The development of the internet has completely transformed the way we do business; and the “oldest profession” is no exception. In a world of online chatrooms, webcam performers can market anything from conversation to explicit sex acts. And unlike pornography or prostitution, there are virtually no laws regulating this form of sex work.
Webcamming is an easy market to enter. All it takes is a computer, a decent webcam, access to a high speed internet connection and a webcam hosting site. The hours are flexible, the working environment is safe and the salary can be very rewarding. The majority of performers are women, but there are also male and transgender performers.
On sites such as Chaturbate and MyFreeCams, a tipping system operates in public chatrooms. Here, payment is voluntary, and performers are tipped for performing sexual and non-sexual acts. This makes a show profitable for the performer, at a relatively low cost to the viewer.
In private chatrooms, performers are paid by the minute for a private show. Here, the customer can make requests for specific sexual acts to be performed. Unlike the public chatrooms, these performances tend to be highly pornographic.
In both public and private shows, performances can be highly interactive. Performers and customers are able to communicate with each other using keyboard, speech and two-way cameras.
Silence of the cams
But while consumers and producers are busy experimenting with these new capabilities, both governments and campaigners remain eerily silent. This is odd, given that the British government has increasingly taken a heavy-handed approach to regulating sexual commerce.
For example, in 2014 a new law banned certain acts from being depicted and uploaded by British pornography producers. And the Digital Economy Bill, which is currently on its way through parliament, seeks to restrict minors’ access to pornographic material online.
Yet both laws focus on recordings, rather than live streaming; in effect, they turn a blind eye to webcamming. This creates something of a paradox: performing an explicitly pornographic act via a webcam carries no repercussions, but if the same show is recorded and uploaded, the performer can be liable to a fine of up to £10,000 (US$12,500).

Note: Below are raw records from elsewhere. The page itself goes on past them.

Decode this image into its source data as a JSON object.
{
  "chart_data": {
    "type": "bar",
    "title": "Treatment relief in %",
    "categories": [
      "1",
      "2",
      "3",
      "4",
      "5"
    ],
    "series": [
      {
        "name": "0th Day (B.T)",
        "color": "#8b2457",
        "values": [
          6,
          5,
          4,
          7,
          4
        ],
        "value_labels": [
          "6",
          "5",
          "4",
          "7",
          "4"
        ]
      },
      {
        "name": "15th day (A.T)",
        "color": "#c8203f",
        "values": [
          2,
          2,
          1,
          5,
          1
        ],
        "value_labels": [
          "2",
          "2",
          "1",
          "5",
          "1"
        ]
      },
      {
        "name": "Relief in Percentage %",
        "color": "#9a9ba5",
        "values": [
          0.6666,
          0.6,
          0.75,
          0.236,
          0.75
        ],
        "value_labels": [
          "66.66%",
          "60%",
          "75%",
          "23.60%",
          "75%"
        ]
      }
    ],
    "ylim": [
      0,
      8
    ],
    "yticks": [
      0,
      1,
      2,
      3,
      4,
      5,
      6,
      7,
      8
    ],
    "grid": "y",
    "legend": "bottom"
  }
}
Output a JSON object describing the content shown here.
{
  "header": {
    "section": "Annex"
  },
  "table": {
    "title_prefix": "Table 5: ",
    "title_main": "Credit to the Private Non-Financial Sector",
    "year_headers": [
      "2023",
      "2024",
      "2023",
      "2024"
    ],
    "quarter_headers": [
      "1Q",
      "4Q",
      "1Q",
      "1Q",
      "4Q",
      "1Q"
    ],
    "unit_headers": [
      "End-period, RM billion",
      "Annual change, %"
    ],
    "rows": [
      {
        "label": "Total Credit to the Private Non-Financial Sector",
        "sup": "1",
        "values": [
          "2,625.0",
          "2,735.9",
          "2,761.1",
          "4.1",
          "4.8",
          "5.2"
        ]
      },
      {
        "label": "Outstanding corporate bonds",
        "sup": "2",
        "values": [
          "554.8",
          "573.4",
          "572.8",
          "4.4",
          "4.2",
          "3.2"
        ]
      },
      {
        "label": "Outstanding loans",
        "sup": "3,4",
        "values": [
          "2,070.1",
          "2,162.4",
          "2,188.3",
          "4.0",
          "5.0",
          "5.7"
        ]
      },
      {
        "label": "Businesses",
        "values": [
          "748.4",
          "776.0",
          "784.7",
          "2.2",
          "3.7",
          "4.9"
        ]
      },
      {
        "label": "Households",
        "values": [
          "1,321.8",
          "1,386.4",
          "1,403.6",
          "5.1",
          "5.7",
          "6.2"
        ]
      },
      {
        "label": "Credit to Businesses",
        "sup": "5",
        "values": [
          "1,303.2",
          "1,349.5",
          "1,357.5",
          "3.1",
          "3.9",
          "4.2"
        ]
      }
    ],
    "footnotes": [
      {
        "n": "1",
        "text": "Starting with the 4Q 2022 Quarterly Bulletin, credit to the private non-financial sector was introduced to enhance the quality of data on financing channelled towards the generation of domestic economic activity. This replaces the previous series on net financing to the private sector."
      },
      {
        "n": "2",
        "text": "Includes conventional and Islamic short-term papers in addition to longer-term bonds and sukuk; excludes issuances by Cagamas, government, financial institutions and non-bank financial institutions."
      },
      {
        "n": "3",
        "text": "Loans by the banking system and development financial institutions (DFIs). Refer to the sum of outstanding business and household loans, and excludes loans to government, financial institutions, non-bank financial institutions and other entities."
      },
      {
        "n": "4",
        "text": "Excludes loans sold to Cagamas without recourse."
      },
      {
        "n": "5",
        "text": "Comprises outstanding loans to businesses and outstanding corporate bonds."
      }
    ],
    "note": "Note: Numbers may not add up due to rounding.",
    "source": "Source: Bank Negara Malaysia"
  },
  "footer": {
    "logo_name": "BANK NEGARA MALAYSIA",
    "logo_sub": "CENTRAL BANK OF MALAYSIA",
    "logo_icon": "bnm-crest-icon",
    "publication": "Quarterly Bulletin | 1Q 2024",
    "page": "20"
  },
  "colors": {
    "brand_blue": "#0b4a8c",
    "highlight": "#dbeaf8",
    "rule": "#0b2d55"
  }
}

Another typically vocal group which has remained strangely quiet on this topic is radical feminists. Since the birth of the feminist movement in the 19th century, women involved in sex work have been portrayed as victims in need of rescue. Today, webcam performers are challenging this contrived image.
A new woman
Webcam performers are often highly entrepreneurial, and they harness mainstream social networking sites such as Twitter, Facebook and Tumblr to build and maintain relationships with customers. It’s difficult for radical feminists to claim that a shrewd businesswoman – who may have thousands of fans, thanks to her clever use of social media – has been victimised by her involvement in this form of pornography.